Entra en vigor la nueva reforma laboral con el objetivo de frenar la temporalidad
La última reforma laboral , consensuada entre Gobierno, empresarios y sindicatos, está en vigor desde ayer. La naturaleza de la norma es un Real Decreto Ley a tramitar por el Parlamento como proyecto de ley y cuya aplicación resulta compleja ya que reúne una treintena de modificaciones. El acuerdo denominado «Para la mejora del crecimiento del empleo» pretende reducir la temporalidad de 2,5 millones de trabajadores y bajar unos siete puntos porcentuales el índice actual, que sitúa la eventualidad laboral del país en un 33% de la población ocupada. Su negociación costó 14 meses de debate.

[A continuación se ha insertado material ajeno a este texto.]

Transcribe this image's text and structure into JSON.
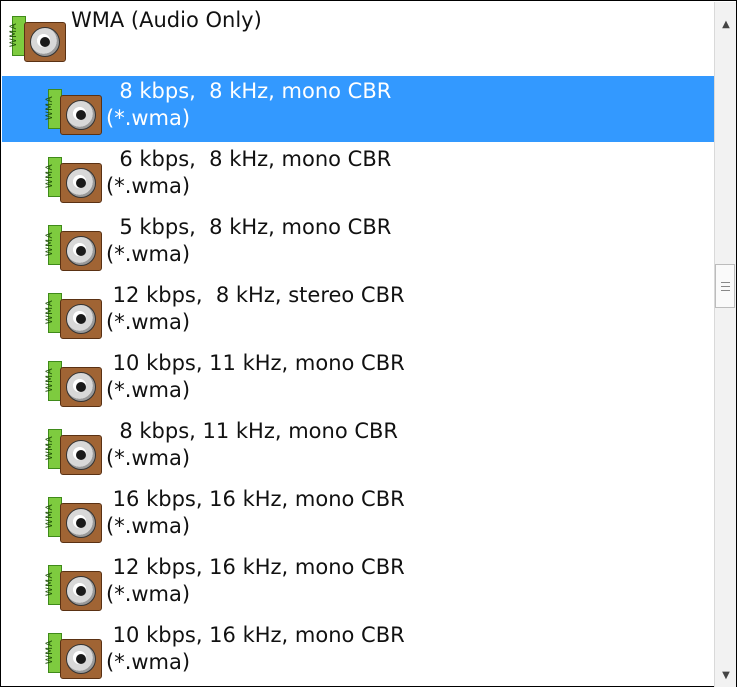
{
  "group": {
    "label": "WMA (Audio Only)",
    "icon": "wma-speaker-icon",
    "icon_badge": "WMA"
  },
  "items": [
    {
      "line1": "  8 kbps,  8 kHz, mono CBR",
      "line2": "(*.wma)",
      "selected": true
    },
    {
      "line1": "  6 kbps,  8 kHz, mono CBR",
      "line2": "(*.wma)",
      "selected": false
    },
    {
      "line1": "  5 kbps,  8 kHz, mono CBR",
      "line2": "(*.wma)",
      "selected": false
    },
    {
      "line1": " 12 kbps,  8 kHz, stereo CBR",
      "line2": "(*.wma)",
      "selected": false
    },
    {
      "line1": " 10 kbps, 11 kHz, mono CBR",
      "line2": "(*.wma)",
      "selected": false
    },
    {
      "line1": "  8 kbps, 11 kHz, mono CBR",
      "line2": "(*.wma)",
      "selected": false
    },
    {
      "line1": " 16 kbps, 16 kHz, mono CBR",
      "line2": "(*.wma)",
      "selected": false
    },
    {
      "line1": " 12 kbps, 16 kHz, mono CBR",
      "line2": "(*.wma)",
      "selected": false
    },
    {
      "line1": " 10 kbps, 16 kHz, mono CBR",
      "line2": "(*.wma)",
      "selected": false
    }
  ],
  "colors": {
    "selection": "#3399ff",
    "selected_text": "#ffffff",
    "text": "#111111"
  },
  "scrollbar": {
    "up_icon": "chevron-up-icon",
    "down_icon": "chevron-down-icon",
    "up_glyph": "▲",
    "down_glyph": "▼"
  }
}
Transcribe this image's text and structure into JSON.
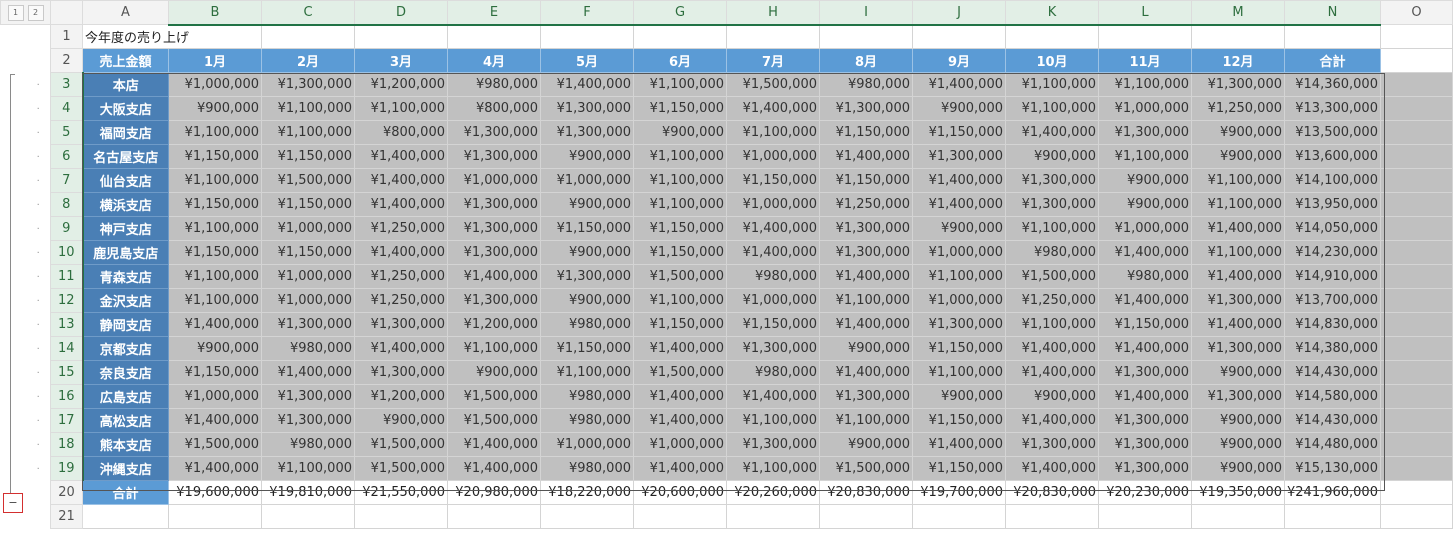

El Gobierno confirmó que las medidas movilizarán 4.000 millones de euros al año. Para el Ejecutivo no es un gasto. Se trata de una inversión que reordenará el destino de las cotizaciones empresariales y de trabajadores y recuperará con creces el importe utilizado al crear empleo de calidad. A los 2.700 millones empleados (antes de la reforma) para impulsar el trabajo estable se sumarán 1.294, procedentes de la reducción de cotizaciones empresariales y del aumento de las prestaciones. Este segundo montante, en el 2006, bajará a 870 millones, puesto que solo habrá seis meses de vigencia de los cambios. Otras cifras desveladas por el Ministerio de Trabajo se refieren al ahorro que supone para los empresarios. La disminución de cotizaciones sociales por el desempleo de los contratos indefinidos y del Fondo de Garantía Salarial representan un abaratamiento de los costes laborales entre el 3 y el 4%.
El grueso de la reforma entró en vigor ayer, pero desde el pasado 15 de junio es operativa una de las medidas que más expectación ha levantado, como es el control del encadenamiento abusivo de contratos temporales. Esta disposición recoge la conversión en trabajador fijo de todo aquél que hubiera estado trabajando 24 meses en un puesto en la misma empresa mediante dos o más contratos.